NEW DELHI: The Centre has relaxed a clutch of norms regarding the release of interest-free capex loans to the state governments to ensure that the entire sum of Rs 1.5 lakh crore earmarked for 2024-25 is fully utilised during the year, and help arrest a decline in public capex.
The move is aimed at minimising a likely shortfall in actual budgetary capital expenditure from the budgeted level of Rs 11.1 lakh crore. By November end, Rs 5.13 lakh crore of the capex budget for the year was spent, which was down 12.3% on year.
“We will achieve 100% of the target set for the capex loans to states in the current financial year,” a senior official said.
Around Rs 90,000 crore or two-thirds of the annual outlay loans has already been released. Despite an early start in the previous fiscal, the Centre could release only Rs 61,500 crore in April-December of FY24. The acceleration this time around assumes importance as the roll-out was staggered and delayed this fiscal due to general elections and the full budget in July.
Of the grant-like loans earmarked for FY25, Rs 95,000 crore is linked to reforms and other criteria specified by the Centre for States including capex, efforts to stimulate industrial growth, assistance for completion of major infra projects, urban and rural land reforms, etc. The balance of Rs 55,000 crore is untied advances to states for projects identified by the states.

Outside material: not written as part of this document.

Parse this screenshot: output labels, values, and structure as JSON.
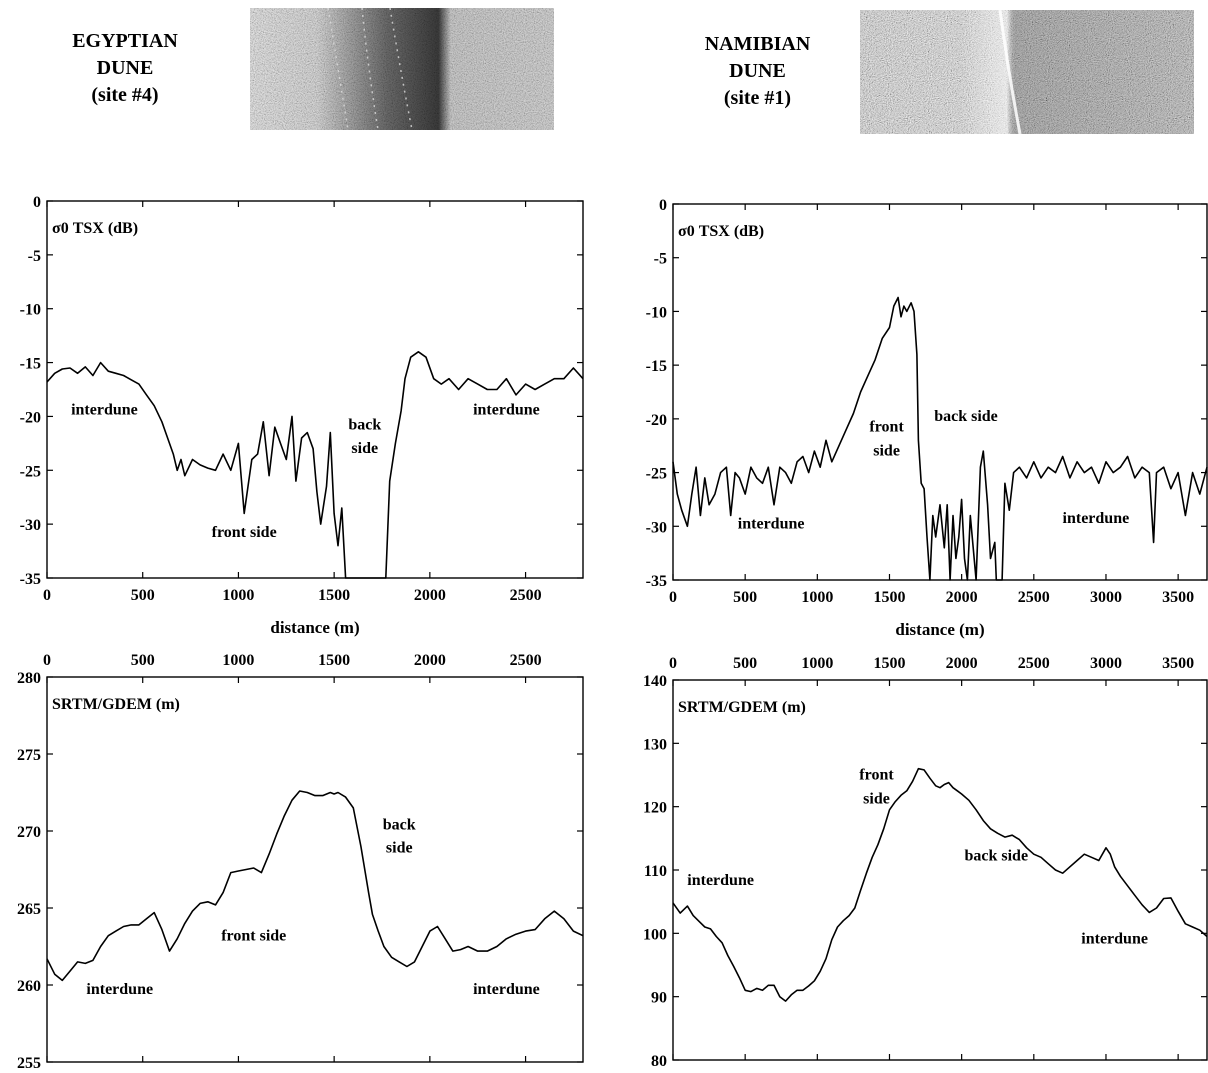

According to the latest amendment to the norms, the states which have faced natural disasters of severe nature in 2024-25, as confirmed by the home ministry panel will be provided with additional allocation of up to 50% of the amount already allocated under the untied category. This amount would have to be used by the affected states for reconstruction of infrastructure preferably in disaster-affected districts and for projects to mitigate future disasters.
Also, the states who have utilised the first instalment under the untied category and have availed the second instalment would be provided an additional allocation of up to 100% of the original allocation to North East and Hill States and 50% for the original allocation for other states, on a first-come-first-serve basis.
These two amendments would increase the aggregate flow of untied loans to states substantially as against the initial allocation of Rs 55,000 crore for FY25.
The Centre has also eased several conditions under the ‘tied’ component of the loan including the one related to ‘own capex’ achievement by the states. As per the original criteria, the Centre allocated Rs 25,000 crore as an incentive for states’ capex performance: 50% for achieving over 10% on-year capex growth in FY24 and the balance 50% for achieving over 10% growth in the first six months of FY25. Funds would be allocated among states in proportion to their share of central taxes and duties as per the award of the 15th Finance Commission.
The amendment to the condition says that in addition to states who qualify for incentives for achieving more than 10% growth in capital expenditure in the first half of 2024-25, states who achieve growth rate of more than 10% in Q2 plus Q3 (July to December 2024) of 2024-25 or in the first three quarters of 2024-25 over the growth rate in the corresponding period of 2023-24, will also be considered for grant of incentives.
Among others, the Centre also amended conditions related to urban and rural infrastructure projects and incentives for implementation of the SNA SPARSH Model for Just-in-Time release of funds under centrally sponsored schemes. These would ensure that loans earmarked for these purposes would be fully utilised by states.
A new part has been introduced under tied loans that earmarks Rs 5,000 crore loans to states which have undertaken or undertaking urban planning reforms in FY25.
The release of funds is very fast this year under the scheme, especially in the last two to three months, a pleasantly surprised senior official of one of the state governments said. Last fiscal, the Centre could release Rs 1,05,551 crore or 70% of the outlay of Rs 1.5 lakh crore as many states could not meet the conditionalities strictly enforced by the Centre.
The Centre’s capex declined by over 12% in April-November of the current financial year. Analysts estimated that the Centre’s capex could fall short of the FY25 target of Rs 11.11 lakh crore by Rs 1-1.5 lakh crore.